EV charging stations: Designed right, they can lead to building energy savings

By Mike Lawless and Zach Carter

One byproduct of the coming exponential growth of electric vehicles (EV) will be a growing demand for charging stations away from EV owners’ homes. Workplace parking lots and public parking garages will be ideal locations for these stations but building owners may find their infrastructure inadequate to support them.

Accommodating charging stations will become a long-term need in the AEC industry, and it will be critical for electrical infrastructure to be designed with the agility to respond to changes in technology. The infrastructure must allow for faster charging (increased capacity on the building system) and a greater quantity of charging locations. There also will certainly be an appeal from EV owners for the sustainable creation of the energy for their fuel, such as solar. Therefore, owners should evaluate their infrastructure for EV and solar simultaneously. Industry standards to make buildings EV- and solar-ready are easily accessible and simple to implement.

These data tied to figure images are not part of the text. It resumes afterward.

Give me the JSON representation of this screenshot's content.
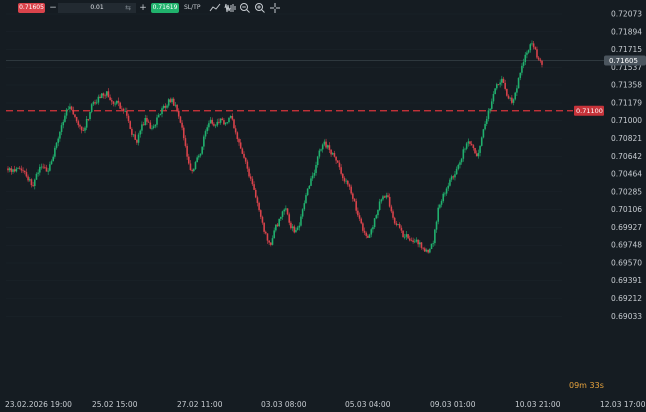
{
  "toolbar": {
    "sell_price": "0.71605",
    "quantity": "0.01",
    "buy_price": "0.71619",
    "sltp_label": "SL/TP",
    "icons": [
      "indicator-icon",
      "waveform-icon",
      "zoom-out-icon",
      "zoom-in-icon",
      "crosshair-icon"
    ]
  },
  "chart_data": {
    "type": "candlestick",
    "current_price": "0.71605",
    "alert_price": "0.71100",
    "countdown": "09m 33s",
    "y_ticks": [
      "0.72073",
      "0.71894",
      "0.71715",
      "0.71537",
      "0.71358",
      "0.71179",
      "0.71000",
      "0.70821",
      "0.70642",
      "0.70464",
      "0.70285",
      "0.70106",
      "0.69927",
      "0.69748",
      "0.69570",
      "0.69391",
      "0.69212",
      "0.69033"
    ],
    "x_ticks": [
      "23.02.2026 19:00",
      "25.02 15:00",
      "27.02 11:00",
      "03.03 08:00",
      "05.03 04:00",
      "09.03 01:00",
      "10.03 21:00",
      "12.03 17:00"
    ],
    "close_path": [
      0.7052,
      0.7049,
      0.7055,
      0.705,
      0.7042,
      0.7036,
      0.7049,
      0.7054,
      0.705,
      0.7062,
      0.708,
      0.7097,
      0.7115,
      0.7111,
      0.7096,
      0.7089,
      0.71,
      0.7115,
      0.712,
      0.7125,
      0.7128,
      0.7118,
      0.712,
      0.7112,
      0.7107,
      0.7088,
      0.7079,
      0.7095,
      0.7102,
      0.709,
      0.71,
      0.711,
      0.7117,
      0.7122,
      0.7114,
      0.7098,
      0.7071,
      0.7048,
      0.7058,
      0.7068,
      0.709,
      0.7101,
      0.7095,
      0.7102,
      0.7096,
      0.7108,
      0.7088,
      0.7074,
      0.7058,
      0.7042,
      0.7028,
      0.7004,
      0.6986,
      0.6974,
      0.6993,
      0.7,
      0.7013,
      0.6996,
      0.6988,
      0.6998,
      0.702,
      0.7036,
      0.705,
      0.7068,
      0.7078,
      0.707,
      0.7064,
      0.7052,
      0.7042,
      0.7032,
      0.7018,
      0.7,
      0.6988,
      0.6981,
      0.6998,
      0.7016,
      0.7026,
      0.702,
      0.7,
      0.6994,
      0.6984,
      0.6983,
      0.698,
      0.6977,
      0.6971,
      0.6966,
      0.6979,
      0.701,
      0.7025,
      0.7034,
      0.7045,
      0.7054,
      0.7068,
      0.708,
      0.7075,
      0.7062,
      0.7086,
      0.7106,
      0.7122,
      0.7138,
      0.714,
      0.7126,
      0.712,
      0.7136,
      0.7158,
      0.717,
      0.7178,
      0.7166,
      0.7158
    ]
  }
}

At the electrical utility level, integrating fast charging of electric cars will add to the demand on an already taxed electrical grid. Initially, this additional power may have to be provided by non-sustainable sources such as gas- and coal-powered plants—dirtier sources of power that will offset some of the environmental benefit of electric cars. This will not be the case in the future, however, as decarbonization of the grid continues to take hold. In addition, we will adapt how and when we charge vehicles as well as how we utilize the megawatt hour (MWH) of battery power that exists in electric vehicles.

The future holds many opportunities as the vehicle fleet is electrified. Imagine charging electric vehicles during the day from renewable sources and then using a portion of that energy to supplement home energy use in the morning and evenings. Moving renewable energy to time periods when PV is not available to meet demand makes the grid more efficient and renewable.

The technology to utilize electrical vehicles as a sink or source for home energy is already becoming available to U.S. homeowners and could expand to commercial applications. An electrical vehicle parking garage, for example, could be a renewable power storage source/sink that supports maximum efficiency for a portfolio of buildings. It could simultaneously provide a source of revenue for the owner and an added amenity to attract tenants.

Energy storage—whether in the form of electric vehicle batteries or building-scale energy storage—will be part of the solution for optimizing renewable energy usage and should be considered when designing charging stations. Doing so will not only support the vehicles of the future but also positively impact the environment as a whole—something 50-year-old electrical technology and design cannot accomplish.